From the drama of migrants to wars to dialogue with Islam, the Mediterranean basin concentrates subjects that it has regularly highlighted since its election in 2013.
“He is consistent with himself. He does not like worldliness. He is the pope of migrants and the poor who leaves the bell towers to go to the outskirts”, reminds AFP Bernard Lecomte, Vatican specialist and author of book “France-Vatican: Two centuries of secret war”.
– Three visits –
For the president of the French bishops' conference, Mgr Eric de Moulins-Beaufort, “asking whether the pope loves us or not” is a “very adolescent” approach while he takes “France and the Church in France very seriously.”
“This is precisely why he does not want to come to France, because he considers that there are places that need it more,” he told AFP, saying to himself: struck” by the number of French authors cited in his letters and encyclicals.
With this third trip to the territory, France even becomes the country he has visited the most outside of Italy. A statistic that would make other major European neighbors blush, such as Germany, Spain or the United Kingdom, where he has never visited.
A paradox remains: despite three trips, the head of the Catholic Church has still not made an official state visit.
In 2014, he went to Strasbourg to visit the European institutions – without even stopping at the cathedral, to the great dismay of the faithful. In September 2023, he insisted that he was going “to Marseille, not to France”.
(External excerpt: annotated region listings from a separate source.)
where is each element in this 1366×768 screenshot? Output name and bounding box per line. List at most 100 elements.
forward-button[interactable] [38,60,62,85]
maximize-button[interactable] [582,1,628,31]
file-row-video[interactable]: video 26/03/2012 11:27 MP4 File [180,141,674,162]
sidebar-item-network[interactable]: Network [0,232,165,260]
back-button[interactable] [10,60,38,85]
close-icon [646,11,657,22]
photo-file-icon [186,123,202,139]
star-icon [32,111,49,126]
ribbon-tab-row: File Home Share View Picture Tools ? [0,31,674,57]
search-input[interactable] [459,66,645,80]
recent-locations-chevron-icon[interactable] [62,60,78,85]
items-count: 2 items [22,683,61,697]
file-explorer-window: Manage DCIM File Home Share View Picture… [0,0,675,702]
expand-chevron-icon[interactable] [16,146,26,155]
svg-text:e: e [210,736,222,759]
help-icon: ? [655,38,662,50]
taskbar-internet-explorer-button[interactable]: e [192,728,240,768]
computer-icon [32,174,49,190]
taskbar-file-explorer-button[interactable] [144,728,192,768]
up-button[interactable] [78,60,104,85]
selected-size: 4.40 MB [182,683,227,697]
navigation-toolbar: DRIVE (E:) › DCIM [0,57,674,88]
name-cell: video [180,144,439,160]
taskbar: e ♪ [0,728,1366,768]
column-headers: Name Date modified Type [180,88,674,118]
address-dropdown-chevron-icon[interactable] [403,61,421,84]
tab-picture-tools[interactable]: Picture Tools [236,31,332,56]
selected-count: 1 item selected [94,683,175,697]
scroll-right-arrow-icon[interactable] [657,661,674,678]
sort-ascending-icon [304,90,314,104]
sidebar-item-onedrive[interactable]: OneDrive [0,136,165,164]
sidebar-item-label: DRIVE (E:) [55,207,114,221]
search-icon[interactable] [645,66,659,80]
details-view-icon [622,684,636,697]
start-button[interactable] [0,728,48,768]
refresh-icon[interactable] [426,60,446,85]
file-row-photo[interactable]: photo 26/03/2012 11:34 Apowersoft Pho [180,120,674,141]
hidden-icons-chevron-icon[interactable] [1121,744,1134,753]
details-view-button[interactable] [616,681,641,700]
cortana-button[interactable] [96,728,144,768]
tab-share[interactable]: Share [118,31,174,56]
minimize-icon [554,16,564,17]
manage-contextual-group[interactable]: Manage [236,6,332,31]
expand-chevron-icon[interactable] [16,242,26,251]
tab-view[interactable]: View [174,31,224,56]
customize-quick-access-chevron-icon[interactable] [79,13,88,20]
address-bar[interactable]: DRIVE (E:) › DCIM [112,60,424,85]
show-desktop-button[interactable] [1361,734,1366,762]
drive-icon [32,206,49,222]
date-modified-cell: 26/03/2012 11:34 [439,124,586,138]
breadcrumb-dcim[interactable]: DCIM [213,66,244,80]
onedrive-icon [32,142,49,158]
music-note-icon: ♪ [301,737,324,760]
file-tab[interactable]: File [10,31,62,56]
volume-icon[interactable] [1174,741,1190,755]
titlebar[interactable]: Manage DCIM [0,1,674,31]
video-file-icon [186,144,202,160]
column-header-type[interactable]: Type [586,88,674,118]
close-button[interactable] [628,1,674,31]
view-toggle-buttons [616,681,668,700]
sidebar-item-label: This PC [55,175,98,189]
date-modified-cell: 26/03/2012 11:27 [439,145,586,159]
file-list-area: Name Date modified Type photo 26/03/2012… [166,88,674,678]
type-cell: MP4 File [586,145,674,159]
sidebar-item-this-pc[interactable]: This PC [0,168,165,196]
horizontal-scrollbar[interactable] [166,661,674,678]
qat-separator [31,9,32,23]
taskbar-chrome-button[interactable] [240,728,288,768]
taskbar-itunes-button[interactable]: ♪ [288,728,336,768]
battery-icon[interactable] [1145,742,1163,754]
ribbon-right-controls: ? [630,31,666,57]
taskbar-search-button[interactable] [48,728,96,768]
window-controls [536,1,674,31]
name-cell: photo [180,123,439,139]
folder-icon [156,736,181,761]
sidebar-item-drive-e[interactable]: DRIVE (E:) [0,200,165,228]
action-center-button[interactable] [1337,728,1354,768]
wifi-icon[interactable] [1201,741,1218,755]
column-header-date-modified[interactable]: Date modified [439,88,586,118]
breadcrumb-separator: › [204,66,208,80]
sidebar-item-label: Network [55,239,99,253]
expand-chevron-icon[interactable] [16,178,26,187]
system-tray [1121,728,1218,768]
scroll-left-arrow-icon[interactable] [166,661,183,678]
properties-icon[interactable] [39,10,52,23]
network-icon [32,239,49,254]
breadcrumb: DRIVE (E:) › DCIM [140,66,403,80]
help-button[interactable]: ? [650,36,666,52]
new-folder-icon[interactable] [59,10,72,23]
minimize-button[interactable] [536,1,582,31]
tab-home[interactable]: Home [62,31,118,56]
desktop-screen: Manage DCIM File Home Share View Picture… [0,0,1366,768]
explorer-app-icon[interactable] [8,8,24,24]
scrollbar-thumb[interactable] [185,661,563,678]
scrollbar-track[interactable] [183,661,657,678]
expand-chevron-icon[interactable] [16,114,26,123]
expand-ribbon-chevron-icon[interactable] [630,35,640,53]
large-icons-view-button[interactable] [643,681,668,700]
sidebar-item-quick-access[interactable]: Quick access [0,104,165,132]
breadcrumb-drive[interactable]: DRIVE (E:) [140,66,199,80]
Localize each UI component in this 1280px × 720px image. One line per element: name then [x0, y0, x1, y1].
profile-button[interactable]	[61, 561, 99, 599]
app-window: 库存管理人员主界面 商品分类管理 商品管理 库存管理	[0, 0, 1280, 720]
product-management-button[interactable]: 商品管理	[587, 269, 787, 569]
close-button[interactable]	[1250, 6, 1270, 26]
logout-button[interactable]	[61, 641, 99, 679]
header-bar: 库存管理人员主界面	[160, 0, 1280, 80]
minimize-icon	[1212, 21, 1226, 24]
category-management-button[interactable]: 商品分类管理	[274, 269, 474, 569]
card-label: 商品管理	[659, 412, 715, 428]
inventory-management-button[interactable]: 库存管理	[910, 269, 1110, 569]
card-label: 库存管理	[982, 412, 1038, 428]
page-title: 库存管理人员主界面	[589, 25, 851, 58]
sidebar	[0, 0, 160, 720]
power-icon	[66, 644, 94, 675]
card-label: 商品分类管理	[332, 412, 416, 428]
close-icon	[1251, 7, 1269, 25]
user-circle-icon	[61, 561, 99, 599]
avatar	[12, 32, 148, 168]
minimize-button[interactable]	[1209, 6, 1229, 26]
The media and political echo of this visit and the mass at the Vélodrome stadium in front of 60,000 faithful in a charged atmosphere had nevertheless emphasized the deep bond between French Catholics and the Argentine pope, who had said: “Hello Marseille, hello France!”
– New era –
The relationship of the first Latin American pope with France, on the other hand, marks a clear break with his predecessors. Thus, John Paul II visited the country eight times with sequences that remain in memories, such as a mass in Paris in 1997 in front of more than a million people.
Francophile and French-speaking, his successor Benedict XVI, attached to the heritage of great intellectual and theologian figures, made an impression in 2008 by visiting several symbolic places in the capital (Invalides, Bernardins, Notre-Dame).
If Francis is “attached to certain figures of French holiness, such as Thérèse of Lisieux or Charles de Foucauld”, “he does not really like this image of grandeur, of arrogance, a little haughty”, confides a Vatican source.
The contrasting link between the Argentine pope and France also suffers from the marginalization of the Church, weakened by secularization and the crisis of sexual violence.
A tendency which does not prevent him from recalling the positions of the two-thousand-year-old institution on social issues such as euthanasia or abortion, even if it means offending, as he did again recently in front of French parliamentarians at the Vatican.